Ever since coming on this photography trip, Fann has had her first taste of a professionally organized photography trip that focused strongly on photography and everything else was supplementary.


“Uncle,” like a little lost girl, one of these days on the trip she quietly told me. “I think hor, I need to get a wide angle lens liao.” I laughed and said: “Silly girl, of course you need to. We all need a series of lenses. As you progress you can no longer just use your kit lens. They become your constraint.”






Kerman Bazaar






Lunch was followed by the highlight of the day- Kerman Bazaar - in the afternoon.






Kerman Bazaar was right at one corner of Moshtaghieh Great square, behind the Jame Mosque of Kerman.


It was a lively bazaar, starting off with the circle around Moshtaghieh Square where men- dashing tall, dark young Persian men and old stately bearded men - were manning fruits and vegetable stalls, calling out to black- veiled ladies doing their afternoon grocery shopping. I was impressed by how the ubiquitous archways and domed-ceilings formed the main architectural fashion of even this most basic of buildings. It lent an Islamic feel to life in every corner of Iran.


The aroma of spices and herbs pervaded the air around. This bazaar of Kerman got livelier as the evening drew closer. Gem stone dealers, clothes sellers, scarves shopkeepers, utensils and copper-ware merchants, lamb butchers, and quiet men sitting in small shops that sold toys that we no longer see in Singapore, brought us back through time to perhaps one half a century before what Singapore was. Scarves were Serene’s main target, while dried lemons were what Fann was seeking. Some of the more enterprising ones like big boss Ah Woo, was dealing and wheeling with the gem stone trader. He would hold a few stones in his hands and compared the clarity, rattling off names that I have never even heard. “Even if I buy it not for the stone but for the silver ring, it’s worth it,” explained the experienced trader.

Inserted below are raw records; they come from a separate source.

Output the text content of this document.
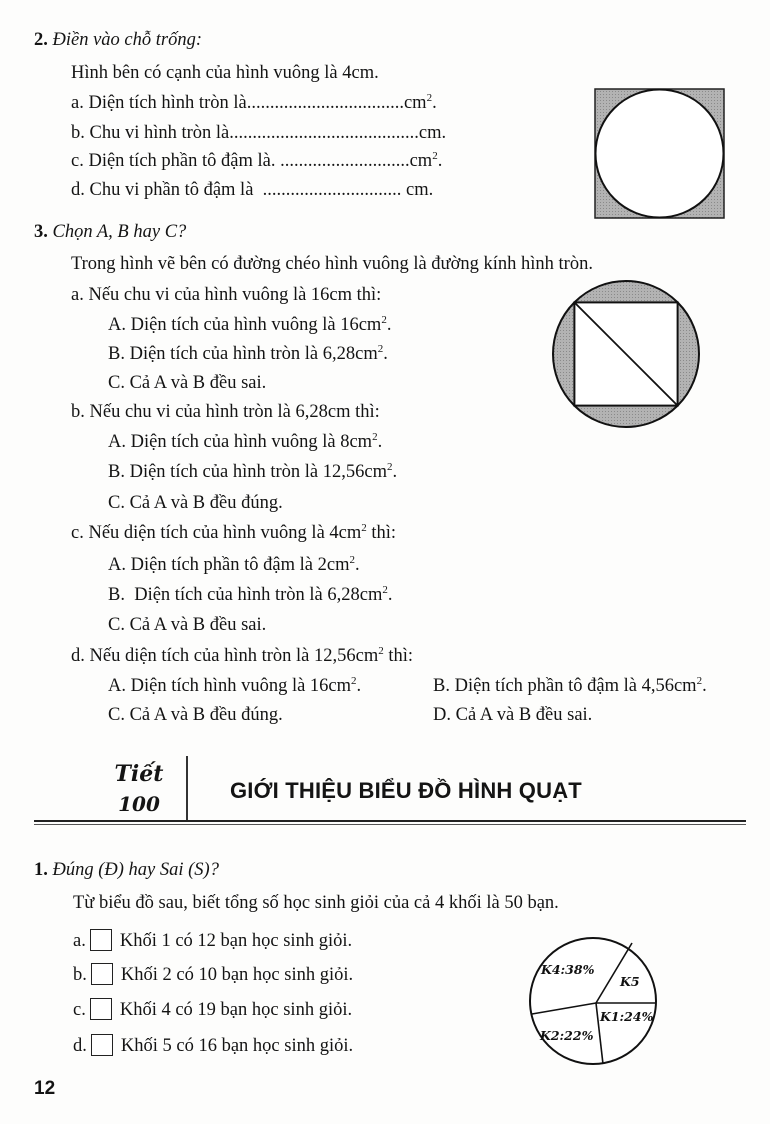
2. Điền vào chỗ trống:
Hình bên có cạnh của hình vuông là 4cm.
a. Diện tích hình tròn $là..................................cm^2$.
b. Chu vi hình tròn là.........................................cm.
c. Diện tích phần tô đậm là. $............................cm^2$.
d. Chu vi phần tô đậm là  .............................. cm.
3. Chọn A, B hay C?
Trong hình vẽ bên có đường chéo hình vuông là đường kính hình tròn.
a. Nếu chu vi của hình vuông là 16cm thì:
A. Diện tích của hình vuông là $16cm^2$.
B. Diện tích của hình tròn là $6,28cm^2$.
C. Cả A và B đều sai.
b. Nếu chu vi của hình tròn là 6,28cm thì:
A. Diện tích của hình vuông là $8cm^2$.
B. Diện tích của hình tròn là $12,56cm^2$.
C. Cả A và B đều đúng.
c. Nếu diện tích của hình vuông là $4cm^2$ thì:
A. Diện tích phần tô đậm là $2cm^2$.
B.  Diện tích của hình tròn là $6,28cm^2$.
C. Cả A và B đều sai.
d. Nếu diện tích của hình tròn là $12,56cm^2$ thì:
A. Diện tích hình vuông là $16cm^2$.	B. Diện tích phần tô đậm là $4,56cm^2$.
C. Cả A và B đều đúng.	D. Cả A và B đều sai.
Tiết
100
GIỚI THIỆU BIỂU ĐỒ HÌNH QUẠT
1. Đúng (Đ) hay Sai (S)?
Từ biểu đồ sau, biết tổng số học sinh giỏi của cả 4 khối là 50 bạn.
a. Khối 1 có 12 bạn học sinh giỏi.
b. Khối 2 có 10 bạn học sinh giỏi.
c. Khối 4 có 19 bạn học sinh giỏi.
d. Khối 5 có 16 bạn học sinh giỏi.
K4:38%
K5
K1:24%
K2:22%
12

An eye opening experience for me to see a real stone trader in action.


The people eyed us with a curious but friendly look, and men kept Sa’lam-ing to us. One never ever felt unwelcomed in Iran. That was what I must emphasize.






As sun set on Moshtaghieh Square, and the rays flared onto the people emerging from the alley of Kerman Bazaar, creating interesting silhouettes against the monument, we dragged our tired bodies back out for dinner and a long, good night’s sleep.